Der letzte große Held, der letzte mythische Mann ist nahezu ein Jahrhundert tot. Napoleon ist es. Ihn hat wenigstens ein Genius, Beethoven, als mythische Gestalt erlebt, und so wird Bonaparte, selbst wenn die Kuppel des Invalidendoms in Staub zerfallen sollte, auf die Nachkommenschaft der heutigen Geschlechter kommen. Was gab ihm, dem Advokatensohn auf Korsika, den heroenhaften Glanz? Noch als er lebte, von Menschen verlassen, von seiner Mutter einzig zurückersehnt, nur noch von dem alten Diener Marchand behütet und gepflegt, stieg er zu den Sternen empor. Sein Leiden, an dem er nicht rüttelte, an dem er nichts änderte, das er unabwendbar ließ, wie es unabwendbar war, das machte ihn groß und menschlich zugleich. So endet ein Herakles.
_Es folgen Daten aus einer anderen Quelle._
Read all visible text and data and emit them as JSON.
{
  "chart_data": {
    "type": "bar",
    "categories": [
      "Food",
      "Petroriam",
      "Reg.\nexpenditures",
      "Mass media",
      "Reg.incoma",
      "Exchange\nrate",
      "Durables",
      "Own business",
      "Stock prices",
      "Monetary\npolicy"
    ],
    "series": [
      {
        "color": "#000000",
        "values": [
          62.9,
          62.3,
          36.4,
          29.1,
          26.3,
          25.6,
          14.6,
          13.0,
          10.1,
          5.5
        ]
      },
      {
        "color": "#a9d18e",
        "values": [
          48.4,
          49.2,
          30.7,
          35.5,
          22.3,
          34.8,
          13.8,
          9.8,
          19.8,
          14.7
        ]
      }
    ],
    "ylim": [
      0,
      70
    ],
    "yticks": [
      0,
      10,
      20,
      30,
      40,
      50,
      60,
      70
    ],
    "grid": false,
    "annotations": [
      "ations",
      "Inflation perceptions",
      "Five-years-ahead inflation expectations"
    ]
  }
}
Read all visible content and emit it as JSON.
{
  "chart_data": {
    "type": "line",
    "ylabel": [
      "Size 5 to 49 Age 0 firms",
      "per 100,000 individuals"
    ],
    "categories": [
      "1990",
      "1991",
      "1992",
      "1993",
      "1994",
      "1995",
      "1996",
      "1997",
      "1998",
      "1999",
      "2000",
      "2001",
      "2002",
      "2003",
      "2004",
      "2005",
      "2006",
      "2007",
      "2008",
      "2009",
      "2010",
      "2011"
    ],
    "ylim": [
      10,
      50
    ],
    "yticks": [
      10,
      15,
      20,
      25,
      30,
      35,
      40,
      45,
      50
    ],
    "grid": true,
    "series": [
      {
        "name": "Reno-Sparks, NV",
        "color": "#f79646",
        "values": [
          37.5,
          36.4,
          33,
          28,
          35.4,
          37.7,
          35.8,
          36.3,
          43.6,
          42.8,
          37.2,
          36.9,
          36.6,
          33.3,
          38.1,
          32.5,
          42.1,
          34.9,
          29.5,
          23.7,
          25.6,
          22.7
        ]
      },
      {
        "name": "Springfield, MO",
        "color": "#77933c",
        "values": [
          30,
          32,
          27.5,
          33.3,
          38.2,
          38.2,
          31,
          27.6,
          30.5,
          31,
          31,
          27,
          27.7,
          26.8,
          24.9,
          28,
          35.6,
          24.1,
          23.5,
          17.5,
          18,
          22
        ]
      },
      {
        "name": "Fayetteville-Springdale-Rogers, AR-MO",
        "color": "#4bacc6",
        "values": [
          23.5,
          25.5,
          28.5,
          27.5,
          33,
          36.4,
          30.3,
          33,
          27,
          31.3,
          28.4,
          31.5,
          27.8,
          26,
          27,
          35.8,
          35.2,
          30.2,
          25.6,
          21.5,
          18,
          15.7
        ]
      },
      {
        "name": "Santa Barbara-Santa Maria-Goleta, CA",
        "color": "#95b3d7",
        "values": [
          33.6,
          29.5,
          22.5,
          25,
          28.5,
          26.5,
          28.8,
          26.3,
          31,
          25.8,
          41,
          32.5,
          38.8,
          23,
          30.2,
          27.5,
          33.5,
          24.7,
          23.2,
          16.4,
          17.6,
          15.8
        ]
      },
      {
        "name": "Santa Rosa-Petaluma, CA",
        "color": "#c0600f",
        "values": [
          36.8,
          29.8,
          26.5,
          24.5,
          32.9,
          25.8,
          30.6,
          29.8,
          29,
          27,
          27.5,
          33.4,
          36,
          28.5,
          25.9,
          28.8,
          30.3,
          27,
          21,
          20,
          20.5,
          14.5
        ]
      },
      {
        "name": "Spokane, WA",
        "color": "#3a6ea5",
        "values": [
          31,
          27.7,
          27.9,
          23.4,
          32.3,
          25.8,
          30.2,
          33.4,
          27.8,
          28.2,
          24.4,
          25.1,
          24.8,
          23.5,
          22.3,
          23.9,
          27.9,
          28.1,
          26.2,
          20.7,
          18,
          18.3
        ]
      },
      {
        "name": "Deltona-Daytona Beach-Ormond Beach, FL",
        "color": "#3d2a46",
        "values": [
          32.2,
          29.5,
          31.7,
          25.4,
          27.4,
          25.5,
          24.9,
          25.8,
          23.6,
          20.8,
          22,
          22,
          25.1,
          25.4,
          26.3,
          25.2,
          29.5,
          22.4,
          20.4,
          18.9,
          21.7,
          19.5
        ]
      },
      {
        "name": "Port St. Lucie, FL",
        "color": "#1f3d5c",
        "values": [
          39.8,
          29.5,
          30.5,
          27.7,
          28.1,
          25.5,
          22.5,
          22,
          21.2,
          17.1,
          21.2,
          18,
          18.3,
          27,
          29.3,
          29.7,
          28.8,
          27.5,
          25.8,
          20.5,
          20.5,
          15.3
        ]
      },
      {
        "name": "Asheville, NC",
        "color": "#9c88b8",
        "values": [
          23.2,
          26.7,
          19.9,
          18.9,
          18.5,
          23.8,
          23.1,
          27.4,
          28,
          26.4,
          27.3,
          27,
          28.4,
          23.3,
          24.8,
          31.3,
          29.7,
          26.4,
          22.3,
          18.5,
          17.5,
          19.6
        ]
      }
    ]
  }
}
Das Ende macht den Heros. Die zwölf Taten, die zwölf Erobertaten Napoleons sind zwar bereits gewaltig im Vergleich zu anderen Taten anderer Menschen. Das Ende aber macht Herakles zum Halbgott, das Ende macht Napoleon zum Mythos, mehr als Marengo und Austerlitz.
Unter den unsagbaren Leiden seines vergifteten Dejanirahemdes, auf dem selbst gewählten, von eigenen Händen aufgeschichteten Holzstoße, anderer Menschen Schuld nicht büßend, auf sich selbst gestützt, der einzige, große Mensch, der souveräne, fürstliche, er, der im Schwersten noch freudige, so erhebt sich der heidnische Held, anders als der christliche. Nie kehrt er zurück. Läßt er die Erde unter sich, dann nehmen die Sternennäheren Himmel ihn als ihresgleichen auf zu längerer Dauer, zu treuerem Bestand. Heilig steigt er in seinem Schmerz gegen den Olymp, dem Unabwendbaren sein strahlendes Antlitz unbesiegbar entgegenwendend. Eine Himmelfahrt auch hier, aber nicht eine aus Gräbern und Grüften, sondern im freien Lichte, in Überlegenheit, Mut, eine kühne Herrlichkeit … Solch ein Name vergeht nicht. Es ist nicht das Wunder, das diesen Staubgeborenen zum Halbgott macht, – die Wunder, die übermenschlichen Taten, ihr Marengo und ihr Austerlitz haben Herakles und Napoleon schon lange hinter sich, wenn sie sich heben über das Irdische. Nicht die Taten machen es also. Auch das Leiden nicht. Niemand hat diesen unchristlichen Heroen einen Schwamm mit Essig gefüllt und ihn um einen Ysop gelegt, und niemand war da, weder eine Schwester mitleidsvoll, noch eine Mutter schmerzerdrückt und stumm, die dies dem Sterbenden an die Lippen gehalten. Allein, seine ganze gesammelte Existenz dem Unabwendbaren kühn entgegengehalten, das Leben nicht durch Leiden, sondern trotz dem Leiden überwindend, es kraft der Halbgotteigenschaften des schwach geborenen Menschen zu Ende lebend und über sich hinaus, nüchtern, stumm, in keuscher Heiterkeit, nicht gestört durch das Dröhnen kosmischer Gewitter, zerreißender Altardecken und verlöschender Sonnen, so steigen diese Menschen aus der Reihe von uns allen in einen höheren Kreis.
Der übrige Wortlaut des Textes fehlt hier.